Hay propuestas que con un desarrollo inteligente y calculado acaban por engrandecer una premisa loca y desventurada que, además, luchan por reforzar la empatía con el espectador que se vea capaz de entrar en juego. Y es que Relaxer es una de esas películas sólo aptas para quien compre su diatriba desorbitada: Abbie es un joven que en el final de la década de los 90 pasa sus días sentado en un sofá, jugando constantemente a la videoconsola y asumiendo una serie de retos que parezcan conformar su modelo de existencia. El último de estos duelos lo conocemos cuando asista a escena su hermano, poco antes de que se nos presente la gran coyuntura que servirá de epicentro para iniciarse las aventuras de este joven y su sofá, al que permanecerá anexo por propia voluntad hasta que consiga ese próximo reto: superar un récord en el PacMan, uno de esos juegos interactivos con los que Abbie se ha pasado multitud de horas sentado enfrente de la pantalla. Ahora, lo hará bajo una manera totalmente existencialista y con la condición de no abandonar su sofá hasta que lo consiga.

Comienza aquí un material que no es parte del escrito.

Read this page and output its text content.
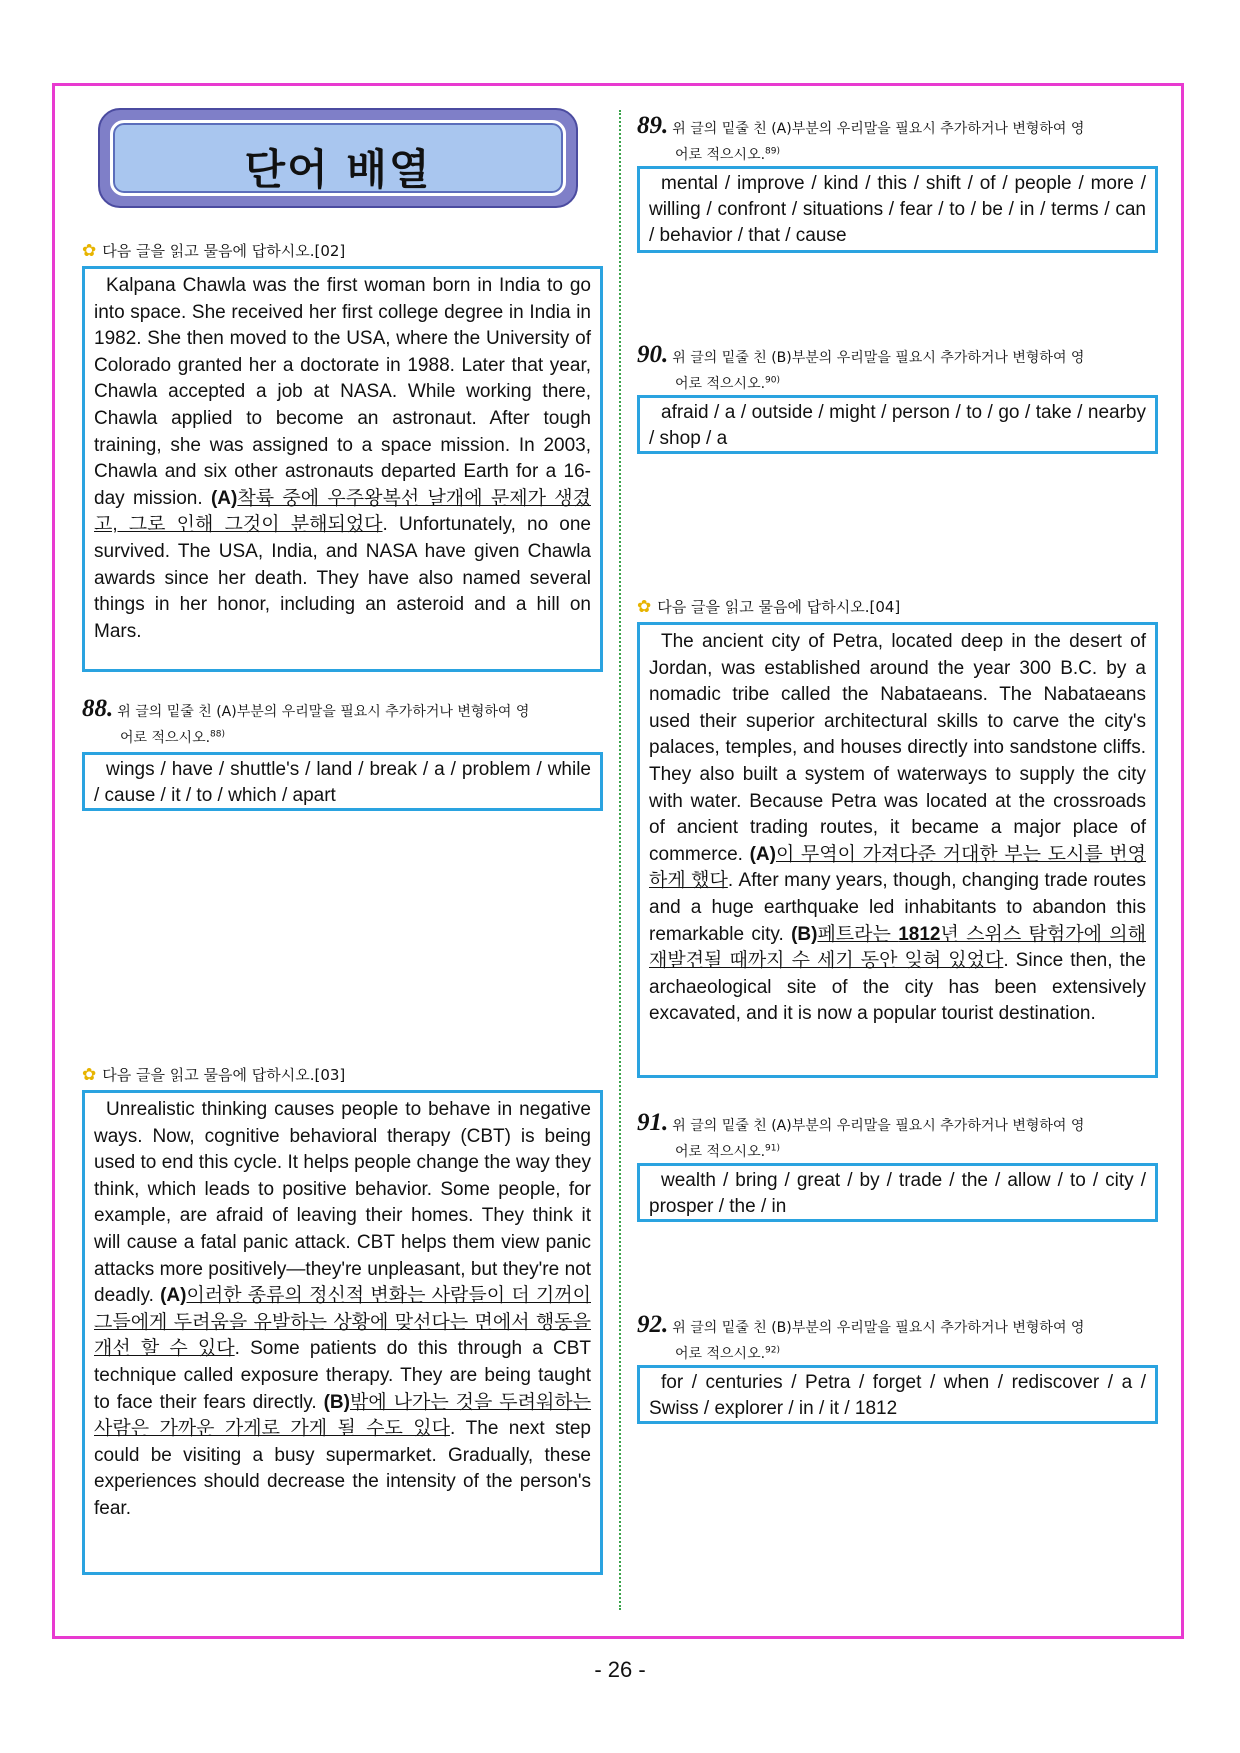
단어 배열
✿ 다음 글을 읽고 물음에 답하시오.[02]
Kalpana Chawla was the first woman born in India to go into space. She received her first college degree in India in 1982. She then moved to the USA, where the University of Colorado granted her a doctorate in 1988. Later that year, Chawla accepted a job at NASA. While working there, Chawla applied to become an astronaut. After tough training, she was assigned to a space mission. In 2003, Chawla and six other astronauts departed Earth for a 16-day mission. (A)착륙 중에 우주왕복선 날개에 문제가 생겼고, 그로 인해 그것이 분해되었다. Unfortunately, no one survived. The USA, India, and NASA have given Chawla awards since her death. They have also named several things in her honor, including an asteroid and a hill on Mars.
88. 위 글의 밑줄 친 (A)부분의 우리말을 필요시 추가하거나 변형하여 영
어로 적으시오.$^{88)}$
wings / have / shuttle's / land / break / a / problem / while / cause / it / to / which / apart
✿ 다음 글을 읽고 물음에 답하시오.[03]
Unrealistic thinking causes people to behave in negative ways. Now, cognitive behavioral therapy (CBT) is being used to end this cycle. It helps people change the way they think, which leads to positive behavior. Some people, for example, are afraid of leaving their homes. They think it will cause a fatal panic attack. CBT helps them view panic attacks more positively—they're unpleasant, but they're not deadly. (A)이러한 종류의 정신적 변화는 사람들이 더 기꺼이 그들에게 두려움을 유발하는 상황에 맞선다는 면에서 행동을 개선 할 수 있다. Some patients do this through a CBT technique called exposure therapy. They are being taught to face their fears directly. (B)밖에 나가는 것을 두려워하는 사람은 가까운 가게로 가게 될 수도 있다. The next step could be visiting a busy supermarket. Gradually, these experiences should decrease the intensity of the person's fear.
89. 위 글의 밑줄 친 (A)부분의 우리말을 필요시 추가하거나 변형하여 영
어로 적으시오.$^{89)}$
mental / improve / kind / this / shift / of / people / more / willing / confront / situations / fear / to / be / in / terms / can / behavior / that / cause
90. 위 글의 밑줄 친 (B)부분의 우리말을 필요시 추가하거나 변형하여 영
어로 적으시오.$^{90)}$
afraid / a / outside / might / person / to / go / take / nearby / shop / a
✿ 다음 글을 읽고 물음에 답하시오.[04]
The ancient city of Petra, located deep in the desert of Jordan, was established around the year 300 B.C. by a nomadic tribe called the Nabataeans. The Nabataeans used their superior architectural skills to carve the city's palaces, temples, and houses directly into sandstone cliffs. They also built a system of waterways to supply the city with water. Because Petra was located at the crossroads of ancient trading routes, it became a major place of commerce. (A)이 무역이 가져다준 거대한 부는 도시를 번영하게 했다. After many years, though, changing trade routes and a huge earthquake led inhabitants to abandon this remarkable city. (B)페트라는 1812년 스위스 탐험가에 의해 재발견될 때까지 수 세기 동안 잊혀 있었다. Since then, the archaeological site of the city has been extensively excavated, and it is now a popular tourist destination.
91. 위 글의 밑줄 친 (A)부분의 우리말을 필요시 추가하거나 변형하여 영
어로 적으시오.$^{91)}$
wealth / bring / great / by / trade / the / allow / to / city / prosper / the / in
92. 위 글의 밑줄 친 (B)부분의 우리말을 필요시 추가하거나 변형하여 영
어로 적으시오.$^{92)}$
for / centuries / Petra / forget / when / rediscover / a / Swiss / explorer / in / it / 1812
- 26 -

Relaxer es un film que rápidamente se encarga de construir una idiosincrasia propia: se ambienta y no sin efectos colaterales en las semanas previas al supuesto holocausto tecnológico que azotaba las leyendas urbanas del también llamado “Efecto 2000”, además de repescar para su imaginario elementos propios de la nostalgia retro vivida hoy en día, y entregando a sus personajes secundarios un carácter divertido e hilarante; las paulatinas apariciones de estos son una maniobra de aportación de más datos relativos a nuestro protagonista. Cuasi en ímpetu teatral, ya que la película no saldrá en ningún momento del pequeño salón donde Abbie se enfrenta ante el más importante desafío de su vida, amigos y conocidos harán acto de presencia regalando momentos totalmente absurdos, pero que conforman su disparatada singularidad. Aún dentro de su minimalismo escénico, el film se permite ciertos devaneos con el horror; y es que, en realidad, las conexiones que en la evolución de trama se pudieran hacer con algún subgénero en concreto, sería el propio ‹survival›: Abbie se busca la vida para conseguir comida, agua junto a demás necesitades, aunque Potrykus rápidamente aligera las situaciones con los impulsos cómicos: un humor divergente y disparatado que añaden a la historia unas texturas muy propias.

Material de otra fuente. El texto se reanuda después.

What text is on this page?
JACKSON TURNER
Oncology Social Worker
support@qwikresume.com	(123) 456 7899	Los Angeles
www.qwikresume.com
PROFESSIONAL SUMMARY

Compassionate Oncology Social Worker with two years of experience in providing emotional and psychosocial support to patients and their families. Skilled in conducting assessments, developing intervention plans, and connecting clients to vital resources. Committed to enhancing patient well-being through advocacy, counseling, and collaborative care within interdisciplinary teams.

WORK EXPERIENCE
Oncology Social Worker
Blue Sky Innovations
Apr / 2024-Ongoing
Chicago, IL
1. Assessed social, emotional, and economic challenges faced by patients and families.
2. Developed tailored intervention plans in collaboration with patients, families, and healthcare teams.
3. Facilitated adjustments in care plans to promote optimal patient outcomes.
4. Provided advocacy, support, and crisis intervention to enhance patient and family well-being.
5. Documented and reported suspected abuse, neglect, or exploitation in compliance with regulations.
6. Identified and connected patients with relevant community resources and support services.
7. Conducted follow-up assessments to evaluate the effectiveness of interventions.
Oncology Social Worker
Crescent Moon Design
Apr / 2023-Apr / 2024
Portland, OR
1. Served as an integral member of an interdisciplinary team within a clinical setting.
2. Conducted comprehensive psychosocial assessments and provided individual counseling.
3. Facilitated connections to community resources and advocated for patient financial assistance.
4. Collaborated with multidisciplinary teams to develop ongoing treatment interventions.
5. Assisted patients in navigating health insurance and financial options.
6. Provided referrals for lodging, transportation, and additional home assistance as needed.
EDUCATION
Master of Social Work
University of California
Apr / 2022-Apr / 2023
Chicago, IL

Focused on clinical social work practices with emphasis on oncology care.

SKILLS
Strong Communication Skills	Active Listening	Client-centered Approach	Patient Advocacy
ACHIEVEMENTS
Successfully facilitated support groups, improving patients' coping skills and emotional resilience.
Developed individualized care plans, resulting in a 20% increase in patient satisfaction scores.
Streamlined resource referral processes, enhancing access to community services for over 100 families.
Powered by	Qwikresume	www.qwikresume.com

El film llega al espectador más desprejuiciado por ir desglosando paulatinamente su carácter totalmente alienado que acabará incluso por desembocar en un tercer acto disparatado y afín a la completa desmesura formal; el propio desarrollo de Abbie sucumbirá en un explosivo y perturbado clímax final, que dará luz a los pequeños datos que hemos ido conociendo de él. Pero, en esta inmersión por un personaje principal demente, paranoico y vacío en espíritu, hay cierto discurso generacional que Potrykus envuelve de nostalgia pop: un disparo directo y certero a cierto estereotipo juvenil donde la película gana enormemente en discurso. Otra de sus jugadas maestras es la que hace que realidad y surrealismo converja en un mutuo ‹feedback›, alentado por las aristas asimiladas en un complot visual perversamente exquisito: Relaxer, y su puesta en escena cercada en el propio intrauniverso de Abbie o, lo que es lo mismo, ese pequeño salón que sufrirá todo tipo de consecuencias físicas y orgánicas de sus andanzas, rodeando la cinta de una supuración de regusto sucio, aislado y obsceno. Un campo de juego inmejorable para una película tan delirante como hábil, tan trasnochada como diestra en su alegato conceptual.

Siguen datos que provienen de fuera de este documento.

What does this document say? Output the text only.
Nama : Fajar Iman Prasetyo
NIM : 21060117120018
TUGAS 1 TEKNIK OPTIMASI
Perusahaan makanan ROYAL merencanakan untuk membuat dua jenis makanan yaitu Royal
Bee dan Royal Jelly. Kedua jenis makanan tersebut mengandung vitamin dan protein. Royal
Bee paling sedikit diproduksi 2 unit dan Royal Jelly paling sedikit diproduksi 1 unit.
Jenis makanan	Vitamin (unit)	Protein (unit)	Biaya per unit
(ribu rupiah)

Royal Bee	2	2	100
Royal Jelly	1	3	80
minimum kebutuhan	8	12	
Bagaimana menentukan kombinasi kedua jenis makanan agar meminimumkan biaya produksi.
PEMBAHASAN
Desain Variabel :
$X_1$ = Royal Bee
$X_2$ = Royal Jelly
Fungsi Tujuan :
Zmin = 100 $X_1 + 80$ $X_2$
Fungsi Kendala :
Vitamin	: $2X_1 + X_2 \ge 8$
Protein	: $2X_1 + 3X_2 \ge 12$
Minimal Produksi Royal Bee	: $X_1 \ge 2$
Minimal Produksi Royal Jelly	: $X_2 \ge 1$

Increíble es la interpretación de Joshua Burge, inseparable del director, que aguanta perfectamente el peso en una película donde la conexión con su protagonista es primordial: Abbie y su mundo interior afín a la fantasía y la paranoia son vitales para que el espectador se sumerja por todos los derroteros inexplicables hacia los que deriva su argumento. Este, además, traza un mapa de conducción con un increíble compromiso con el género: es realista en su trasfondo, repulsiva en sus impactos y se otorga para ello de un fino sentido del ridículo en sus continuos disparates. Una película tan curiosa como imprescindible, aunque cabe advertir que tras la pared anacrónica de su envoltura el espectador se puede encontrar ante un choque de realidad tan detonante como su maravilloso gag final.